Type of Man She Wants:
-Doctor (cardiologist, orthopedic surgeon, anesthesiologist, pediatrician, etc.), high-earning entrepreneur, or other high-paying professional
-Comes from a good/wealthy family
-Well-educated, went to a good school
-Put-together, stable, takes the lead but values wife equally
-Has friends but not overly social/popular
-Charismatic but not over-the-top
-Relatively attractive, tall, great personality
-Family-oriented, prioritizes wife and children
-Medium work hours; flexible doctor or business owner
-Wants kids as soon as possible
-Will take the lead on finances but values her input for household and family decisions

Questions:
What are her realistic chances of attracting a man like this?
How much do her introverted, very quiet personality and lack of hobbies affect her desirability?
Does her lack of driving or career ambition matter at this level?
How does her selective domestic commitment (hates chores/cooking but perfect for husband, always well-groomed, hosting, caring) play in long-term marriage?
Any other traits or behaviors she should adopt to increase her chances?

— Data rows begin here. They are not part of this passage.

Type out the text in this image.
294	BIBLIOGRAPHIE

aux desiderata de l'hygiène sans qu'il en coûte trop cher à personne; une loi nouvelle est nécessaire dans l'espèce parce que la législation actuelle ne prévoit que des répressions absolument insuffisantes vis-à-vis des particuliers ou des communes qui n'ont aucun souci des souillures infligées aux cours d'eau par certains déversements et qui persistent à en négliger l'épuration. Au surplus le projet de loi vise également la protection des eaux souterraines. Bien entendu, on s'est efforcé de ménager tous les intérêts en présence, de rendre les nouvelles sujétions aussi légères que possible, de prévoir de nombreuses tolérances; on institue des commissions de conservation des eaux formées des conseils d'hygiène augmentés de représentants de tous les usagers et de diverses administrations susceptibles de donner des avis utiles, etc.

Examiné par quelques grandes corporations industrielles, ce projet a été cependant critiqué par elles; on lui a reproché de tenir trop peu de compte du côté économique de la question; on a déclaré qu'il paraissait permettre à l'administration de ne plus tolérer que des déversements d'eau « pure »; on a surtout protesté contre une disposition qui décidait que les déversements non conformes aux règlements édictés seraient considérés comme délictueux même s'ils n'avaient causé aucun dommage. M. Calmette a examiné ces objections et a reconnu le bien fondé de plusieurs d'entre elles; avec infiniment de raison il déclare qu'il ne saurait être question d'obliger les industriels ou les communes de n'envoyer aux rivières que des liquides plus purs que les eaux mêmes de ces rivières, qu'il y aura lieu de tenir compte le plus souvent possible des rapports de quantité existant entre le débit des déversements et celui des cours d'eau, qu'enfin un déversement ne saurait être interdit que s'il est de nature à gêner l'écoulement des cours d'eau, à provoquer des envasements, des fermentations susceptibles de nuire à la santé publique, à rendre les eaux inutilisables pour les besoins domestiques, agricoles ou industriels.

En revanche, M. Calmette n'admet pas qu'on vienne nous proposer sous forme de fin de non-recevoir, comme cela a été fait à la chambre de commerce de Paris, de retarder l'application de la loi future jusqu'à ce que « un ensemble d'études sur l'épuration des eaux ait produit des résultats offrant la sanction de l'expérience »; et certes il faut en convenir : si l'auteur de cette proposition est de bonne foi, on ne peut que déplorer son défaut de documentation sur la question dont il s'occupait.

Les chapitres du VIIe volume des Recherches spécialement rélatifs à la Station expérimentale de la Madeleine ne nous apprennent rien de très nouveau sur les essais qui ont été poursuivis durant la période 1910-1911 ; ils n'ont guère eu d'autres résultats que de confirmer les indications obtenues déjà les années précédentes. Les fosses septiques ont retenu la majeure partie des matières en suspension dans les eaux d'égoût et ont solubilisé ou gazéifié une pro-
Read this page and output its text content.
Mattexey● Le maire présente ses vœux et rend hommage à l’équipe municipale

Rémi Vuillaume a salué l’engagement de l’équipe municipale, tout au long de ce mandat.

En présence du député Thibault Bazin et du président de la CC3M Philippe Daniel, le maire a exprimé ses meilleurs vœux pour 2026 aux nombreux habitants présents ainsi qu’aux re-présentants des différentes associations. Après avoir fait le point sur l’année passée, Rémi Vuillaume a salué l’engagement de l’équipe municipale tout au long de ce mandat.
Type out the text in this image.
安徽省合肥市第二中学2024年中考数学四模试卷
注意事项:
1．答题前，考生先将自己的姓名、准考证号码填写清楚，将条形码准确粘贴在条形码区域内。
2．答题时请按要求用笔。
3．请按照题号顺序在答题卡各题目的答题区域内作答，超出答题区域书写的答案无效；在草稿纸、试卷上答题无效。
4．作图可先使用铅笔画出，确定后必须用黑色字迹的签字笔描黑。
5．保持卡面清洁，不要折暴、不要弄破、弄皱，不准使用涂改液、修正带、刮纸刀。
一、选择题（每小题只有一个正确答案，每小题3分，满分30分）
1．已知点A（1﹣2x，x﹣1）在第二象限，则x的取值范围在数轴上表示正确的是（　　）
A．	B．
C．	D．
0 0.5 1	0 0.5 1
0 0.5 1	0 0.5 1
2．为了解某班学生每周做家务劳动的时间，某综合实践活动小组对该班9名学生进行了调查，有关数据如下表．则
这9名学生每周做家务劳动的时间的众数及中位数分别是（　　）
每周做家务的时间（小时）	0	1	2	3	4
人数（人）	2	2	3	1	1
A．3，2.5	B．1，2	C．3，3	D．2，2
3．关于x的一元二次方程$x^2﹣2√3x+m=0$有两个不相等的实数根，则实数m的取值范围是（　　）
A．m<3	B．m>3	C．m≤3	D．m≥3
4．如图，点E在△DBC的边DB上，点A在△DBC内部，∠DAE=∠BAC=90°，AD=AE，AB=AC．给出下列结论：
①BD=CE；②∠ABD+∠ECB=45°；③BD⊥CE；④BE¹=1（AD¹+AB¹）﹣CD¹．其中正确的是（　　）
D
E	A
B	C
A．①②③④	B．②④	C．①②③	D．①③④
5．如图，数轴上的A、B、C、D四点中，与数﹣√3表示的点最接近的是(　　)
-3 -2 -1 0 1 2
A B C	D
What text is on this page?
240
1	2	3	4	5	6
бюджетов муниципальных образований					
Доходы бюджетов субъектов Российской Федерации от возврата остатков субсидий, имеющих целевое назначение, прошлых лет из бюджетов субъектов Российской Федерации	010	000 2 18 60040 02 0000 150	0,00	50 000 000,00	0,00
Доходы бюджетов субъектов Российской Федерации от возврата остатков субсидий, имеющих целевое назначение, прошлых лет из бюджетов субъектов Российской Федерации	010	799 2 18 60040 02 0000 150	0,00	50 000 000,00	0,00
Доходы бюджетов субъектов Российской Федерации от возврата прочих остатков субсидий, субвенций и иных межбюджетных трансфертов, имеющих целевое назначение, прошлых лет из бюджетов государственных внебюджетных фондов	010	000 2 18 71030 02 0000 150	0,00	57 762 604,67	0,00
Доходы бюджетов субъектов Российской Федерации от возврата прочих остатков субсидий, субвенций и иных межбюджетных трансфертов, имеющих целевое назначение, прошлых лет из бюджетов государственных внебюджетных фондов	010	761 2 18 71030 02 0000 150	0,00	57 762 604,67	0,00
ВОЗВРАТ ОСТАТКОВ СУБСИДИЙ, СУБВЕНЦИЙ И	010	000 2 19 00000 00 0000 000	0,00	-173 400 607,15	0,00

Not judging—just genuinely curious what people have actually observed in real life.


So basically she doesn't want to be a good earner or a good SAHM.
Anonymous
The only way I can think of this working as if she married a doctor who was on the spectrum who didn’t care about socializing at all. And they lived in a major city where you didn’t have a car and got around other ways, because not being able to drive as a SAHM is a huge issue. Aside from that, maybe her spectrum guy is disorganized and messy and likes eating takeout all the time, in which case she won’t actually have to do homemaker stuff. If she hates cooking/cleaning, but thinks she’s going to somehow do it for her husband, she’s not going to be happy.
Anonymous
If they live in an urban area with mass transit and easy availability of Uber etc. , driving isn't an issue but in a suburb or rural area, she needs to drive to survive.
Anonymous
She'll make a great life partner for a busy and ambitious surgeon.
Anonymous
She better keep her looks and suck a golf ball through a garden hose to have chance of gaining and keeping the type of man she wants.
Anonymous
Go for short and below average looking men.
Anonymous
If she has a degree from a top college, that would make up for her lack of professional qualifications.
Anonymous
Anonymous wrote:Unemployed for life: strike one

Mental health issues: strike two

No life: strike three.

Honestly, she sounds kind of incel-ish. She needs a life outside of brushing her hair and looking in the mirror. For her own sake.


Interesting. It does sound like the entitled flipside of that, doesn’t it?
Anonymous
If she is great at hosting and event organizing then she can handle social life.